Legislators work on average 2.5 hours a day, Citizen’s Congress Watch (CCW) said yesterday, as it criticized lawmakers over their low meeting attendance rate and attempts to prevent the public from knowing what happens in the legislature.
“While most people are suffering from long work hours and overtime, we are surprised to find that, on average, some legislators may need to work only 2.5 hours a day,” CCW executive director Chang Hung-lin (張宏林) said at a press conference in Taipei.
“Even at the Education and Cultural Committee, which has the longest meetings, the average meeting time is 5.3 hours,” he said.
Photo: Chang Chia-ming, Taipei Times
Chang said that, according to the group’s calculations, the Judiciary and Organic Laws and Statutes Committee has the shortest average meeting time at 2.5 hours, followed by the Transportation Committee at 2.93 hours, the Internal Administration Committee (3.03 hours), the Foreign and National Defense Committee (3.07 hours), the Finance Committee (3.41 hours), the Social Welfare and Environmental Hygiene Committee (4 hours), the Economics Committee (4.02 hours) and the Education and Cultural Committee (5.29 hours).
Chang added that Chinese Nationalist Party (KMT) legislators Lin Tsang-min (林滄敏) and Hsieh Kuo-liang (謝國樑) have the lowest attendance rate, with Lin having attended only 60 percent and Hsieh only 29.41 percent of the meetings they were supposed to attend in this legislative session.
Chang said he understands that some lawmakers would rather spend more time interacting with voters in their constituencies than attend meetings, as they plan to run in the year-end local elections, but “if this is the case, you may want to consider resigning so that you can arrange your time however you like.”
“In addition, based on the official Legislative Gazette, Lin, Hsieh and KMT Legislator Alex Tsai (蔡正元) did not speak even once during question-and-answer sessions in the current legislative session,” Chang said, urging lawmakers to spend more time on their work, instead of trying to cram everything into the last days of each legislative session, or having extra sessions that would allow them to receive additional pay.
While most committees have short meeting hours, lawmakers also frequently undertake overseas travels, paid for with taxpayers’ money, he added.

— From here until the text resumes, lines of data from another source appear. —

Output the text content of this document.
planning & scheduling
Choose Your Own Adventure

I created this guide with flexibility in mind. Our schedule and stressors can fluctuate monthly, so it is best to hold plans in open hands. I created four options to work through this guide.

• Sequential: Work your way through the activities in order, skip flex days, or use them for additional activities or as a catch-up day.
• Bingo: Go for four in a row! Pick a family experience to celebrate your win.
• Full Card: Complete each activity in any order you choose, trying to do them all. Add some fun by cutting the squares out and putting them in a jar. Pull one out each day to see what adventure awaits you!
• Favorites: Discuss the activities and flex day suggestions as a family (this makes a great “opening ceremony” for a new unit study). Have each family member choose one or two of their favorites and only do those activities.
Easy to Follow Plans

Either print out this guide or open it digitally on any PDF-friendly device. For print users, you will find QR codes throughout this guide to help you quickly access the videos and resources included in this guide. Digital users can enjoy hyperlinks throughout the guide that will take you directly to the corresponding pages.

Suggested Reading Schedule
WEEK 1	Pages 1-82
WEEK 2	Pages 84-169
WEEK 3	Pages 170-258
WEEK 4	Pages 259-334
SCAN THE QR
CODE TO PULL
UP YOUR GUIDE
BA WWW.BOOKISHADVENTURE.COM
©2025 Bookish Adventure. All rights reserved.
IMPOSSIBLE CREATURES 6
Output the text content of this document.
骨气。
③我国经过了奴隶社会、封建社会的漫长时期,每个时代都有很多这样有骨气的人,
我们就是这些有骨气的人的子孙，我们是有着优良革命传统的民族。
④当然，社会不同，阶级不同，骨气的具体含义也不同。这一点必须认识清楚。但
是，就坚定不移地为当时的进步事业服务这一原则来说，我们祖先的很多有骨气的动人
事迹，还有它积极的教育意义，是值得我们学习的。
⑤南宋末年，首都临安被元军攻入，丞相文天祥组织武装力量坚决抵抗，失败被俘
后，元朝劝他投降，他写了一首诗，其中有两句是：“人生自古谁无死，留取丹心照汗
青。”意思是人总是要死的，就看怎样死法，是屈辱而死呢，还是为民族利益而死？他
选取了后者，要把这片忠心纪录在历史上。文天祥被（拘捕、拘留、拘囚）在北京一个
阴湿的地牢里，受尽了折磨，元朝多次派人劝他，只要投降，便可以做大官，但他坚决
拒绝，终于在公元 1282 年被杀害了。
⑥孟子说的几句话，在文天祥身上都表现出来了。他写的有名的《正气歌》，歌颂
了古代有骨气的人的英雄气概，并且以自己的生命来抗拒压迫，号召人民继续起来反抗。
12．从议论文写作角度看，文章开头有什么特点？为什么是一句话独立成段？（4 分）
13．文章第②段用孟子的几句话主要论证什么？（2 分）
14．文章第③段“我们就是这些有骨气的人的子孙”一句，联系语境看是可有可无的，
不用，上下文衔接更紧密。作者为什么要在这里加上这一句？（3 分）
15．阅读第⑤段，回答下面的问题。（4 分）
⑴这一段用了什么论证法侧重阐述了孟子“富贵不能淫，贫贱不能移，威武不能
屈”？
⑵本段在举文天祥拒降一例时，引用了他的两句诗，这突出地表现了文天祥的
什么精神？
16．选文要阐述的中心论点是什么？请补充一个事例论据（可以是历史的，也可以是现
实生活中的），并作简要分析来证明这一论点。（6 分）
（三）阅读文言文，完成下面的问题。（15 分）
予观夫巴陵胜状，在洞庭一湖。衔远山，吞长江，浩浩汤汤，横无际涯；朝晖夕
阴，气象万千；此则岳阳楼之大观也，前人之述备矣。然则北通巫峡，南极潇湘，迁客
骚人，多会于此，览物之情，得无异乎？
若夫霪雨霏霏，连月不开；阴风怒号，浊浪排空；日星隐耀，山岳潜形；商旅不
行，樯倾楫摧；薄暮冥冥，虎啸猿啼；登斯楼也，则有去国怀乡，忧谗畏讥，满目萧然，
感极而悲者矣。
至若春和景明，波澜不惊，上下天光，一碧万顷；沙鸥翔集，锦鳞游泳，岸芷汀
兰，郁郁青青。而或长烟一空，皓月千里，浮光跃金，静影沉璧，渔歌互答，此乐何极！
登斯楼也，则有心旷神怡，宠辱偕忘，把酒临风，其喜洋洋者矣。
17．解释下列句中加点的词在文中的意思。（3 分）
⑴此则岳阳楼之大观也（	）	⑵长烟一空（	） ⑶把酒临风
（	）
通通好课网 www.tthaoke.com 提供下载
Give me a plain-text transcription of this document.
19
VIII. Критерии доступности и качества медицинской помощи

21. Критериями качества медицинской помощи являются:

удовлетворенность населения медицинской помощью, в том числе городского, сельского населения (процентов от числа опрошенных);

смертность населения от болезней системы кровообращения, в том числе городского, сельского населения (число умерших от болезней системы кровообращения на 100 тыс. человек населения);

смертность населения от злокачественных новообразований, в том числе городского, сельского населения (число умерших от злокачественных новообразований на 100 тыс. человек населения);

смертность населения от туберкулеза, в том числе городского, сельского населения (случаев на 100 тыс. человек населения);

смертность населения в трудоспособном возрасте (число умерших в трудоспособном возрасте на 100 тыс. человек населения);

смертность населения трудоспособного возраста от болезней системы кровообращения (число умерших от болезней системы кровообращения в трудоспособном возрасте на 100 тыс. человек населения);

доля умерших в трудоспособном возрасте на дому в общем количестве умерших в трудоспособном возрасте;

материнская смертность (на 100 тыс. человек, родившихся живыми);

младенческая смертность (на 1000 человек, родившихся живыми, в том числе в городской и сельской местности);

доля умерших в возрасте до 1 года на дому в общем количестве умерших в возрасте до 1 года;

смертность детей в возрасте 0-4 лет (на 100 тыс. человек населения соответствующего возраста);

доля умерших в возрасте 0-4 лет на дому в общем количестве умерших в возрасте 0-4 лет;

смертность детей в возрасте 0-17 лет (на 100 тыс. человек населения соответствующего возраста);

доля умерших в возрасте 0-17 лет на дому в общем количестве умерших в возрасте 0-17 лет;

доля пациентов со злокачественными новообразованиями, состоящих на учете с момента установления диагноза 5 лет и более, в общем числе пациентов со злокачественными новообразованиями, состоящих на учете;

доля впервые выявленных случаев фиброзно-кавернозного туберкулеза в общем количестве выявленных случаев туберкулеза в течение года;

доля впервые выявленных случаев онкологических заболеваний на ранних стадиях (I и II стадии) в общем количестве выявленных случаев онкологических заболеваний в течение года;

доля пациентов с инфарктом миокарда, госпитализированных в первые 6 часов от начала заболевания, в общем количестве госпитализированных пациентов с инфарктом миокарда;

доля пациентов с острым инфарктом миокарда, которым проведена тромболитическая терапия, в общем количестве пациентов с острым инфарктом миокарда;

“So far lawmakers have spent 249 days of ‘official visits’ abroad,” Chang said. “Yet the lawmakers are not required to submit any report or make briefings over their overseas official visits — how do we know if they are really on official business or just traveling around overseas using taxpayers’ money?”
CCW board member Chen Yao-hsiang (陳耀祥) called on lawmakers to put more effort into their work.
“As voters’ representatives, lawmakers should use the power granted to them by the voters in a better way: Question government officials whenever necessary and hold public hearings to allow more citizen participation in the policy making process,” Chen said.
CCW member Chen Chien-fu (陳建甫) said there is a lack of transparency at legislative meetings.
“The public is now allowed to monitor legislative meetings through the legislature’s online live broadcast system, but there tend to be black screens whenever physical or verbal conflicts occur during meetings,” he said.
“There has been several incidents in which civic groups who were invited by lawmakers into meeting rooms to observe the meetings were asked to leave. This is unlawful,” Chen added.